Волшебник ждал, пока я уйду, спокойно откинувшись на подушку и не выказывая никаких признаков нетерпения или порицания. А отчего-то почудилось, что он сейчас похож на лису, загнанную в узкий-узкий тупик. Кровать была шириной всего полметра, а то и меньше; если лечь на спину, то одним плечом упрёшься в стену, а другим – в ширму. Тяжеленный шкаф в изголовье едва ли не подпирал потолок – даже наши силачи такую махину сдвинут не сразу.
«Некуда убегать или уклоняться».
Эта мысль была такой чёткой, словно мне её прописали чернилами с обратной стороны черепа. Я вспомнил вдруг, что волшебник никогда, ни при каких обстоятельствах не позволял к себе прикасаться. Прямо не запрещал – просто уклонялся, сводил любую попытку к шутке, так, что настаивать было глупо и стыдно.
В голове помутилось, как от Ирминого глинтвейна.
Я осторожно усадил куклу спиной к стене и на четвереньках пополз по кровати. Доски подрагивали, но не скрипели; тиканье часов смешалось с глухим пульсом в висках и слилось в монолитный гул.
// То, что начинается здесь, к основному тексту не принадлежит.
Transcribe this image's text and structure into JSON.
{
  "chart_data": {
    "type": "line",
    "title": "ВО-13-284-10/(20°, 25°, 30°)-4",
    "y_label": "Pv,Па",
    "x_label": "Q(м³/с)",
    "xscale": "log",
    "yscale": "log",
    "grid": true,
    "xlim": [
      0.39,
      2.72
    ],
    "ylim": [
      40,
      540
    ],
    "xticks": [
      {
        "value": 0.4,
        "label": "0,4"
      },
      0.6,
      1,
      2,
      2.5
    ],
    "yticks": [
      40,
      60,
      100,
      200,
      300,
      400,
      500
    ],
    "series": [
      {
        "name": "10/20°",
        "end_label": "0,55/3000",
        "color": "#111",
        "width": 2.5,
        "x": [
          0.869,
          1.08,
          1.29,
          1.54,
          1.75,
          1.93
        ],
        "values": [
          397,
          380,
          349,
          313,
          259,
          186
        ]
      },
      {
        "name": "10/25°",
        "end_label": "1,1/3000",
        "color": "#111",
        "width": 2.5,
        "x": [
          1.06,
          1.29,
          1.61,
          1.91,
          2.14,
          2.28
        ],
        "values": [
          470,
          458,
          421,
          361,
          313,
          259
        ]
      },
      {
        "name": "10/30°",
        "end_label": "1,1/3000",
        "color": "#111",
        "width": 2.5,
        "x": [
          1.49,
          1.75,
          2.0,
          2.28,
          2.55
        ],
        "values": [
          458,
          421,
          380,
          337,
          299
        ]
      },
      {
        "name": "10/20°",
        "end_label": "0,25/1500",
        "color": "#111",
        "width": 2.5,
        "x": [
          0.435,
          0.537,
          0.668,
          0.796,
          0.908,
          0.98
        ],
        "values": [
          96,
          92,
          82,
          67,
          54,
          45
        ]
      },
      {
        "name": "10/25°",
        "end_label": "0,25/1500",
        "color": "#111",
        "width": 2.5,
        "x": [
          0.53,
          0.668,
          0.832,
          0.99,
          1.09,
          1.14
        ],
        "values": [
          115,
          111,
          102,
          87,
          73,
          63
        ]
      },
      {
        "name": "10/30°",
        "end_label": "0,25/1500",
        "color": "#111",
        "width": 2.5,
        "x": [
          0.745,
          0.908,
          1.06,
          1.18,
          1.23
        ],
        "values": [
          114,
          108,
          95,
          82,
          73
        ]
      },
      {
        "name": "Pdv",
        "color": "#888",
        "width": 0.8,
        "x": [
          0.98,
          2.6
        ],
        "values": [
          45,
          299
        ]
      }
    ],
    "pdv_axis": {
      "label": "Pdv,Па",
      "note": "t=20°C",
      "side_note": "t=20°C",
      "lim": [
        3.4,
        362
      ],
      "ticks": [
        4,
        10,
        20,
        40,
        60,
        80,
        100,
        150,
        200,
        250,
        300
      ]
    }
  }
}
Волшебник не двинулся, даже пальцем не шевельнул, только зрачки стали точечно-узкими, словно у морфиниста. Свет дрожал, но я видел каждую трещинку на губах, каждую каплю воды на мокрых волосах – металлически блестящую, дрожащую, как живая ртуть; каждую веснушку – на переносице, на скулах, на висках…
…недостатков я не видел.
Дальше придвигаться было уже некуда – слишком узкая кровать. Руки дрожали от напряжения. Я упёрся плечом в стену фургона и медленно провёл ладонью по шершавому покрывалу – вверх, по жёстким складкам, до ступни волшебника, едва под этим покрывалом различимой, и ещё выше… Он всё так же терпеливо смотрел и молчал, пока я не сжал пальцы, пытаясь обхватить его лодыжку.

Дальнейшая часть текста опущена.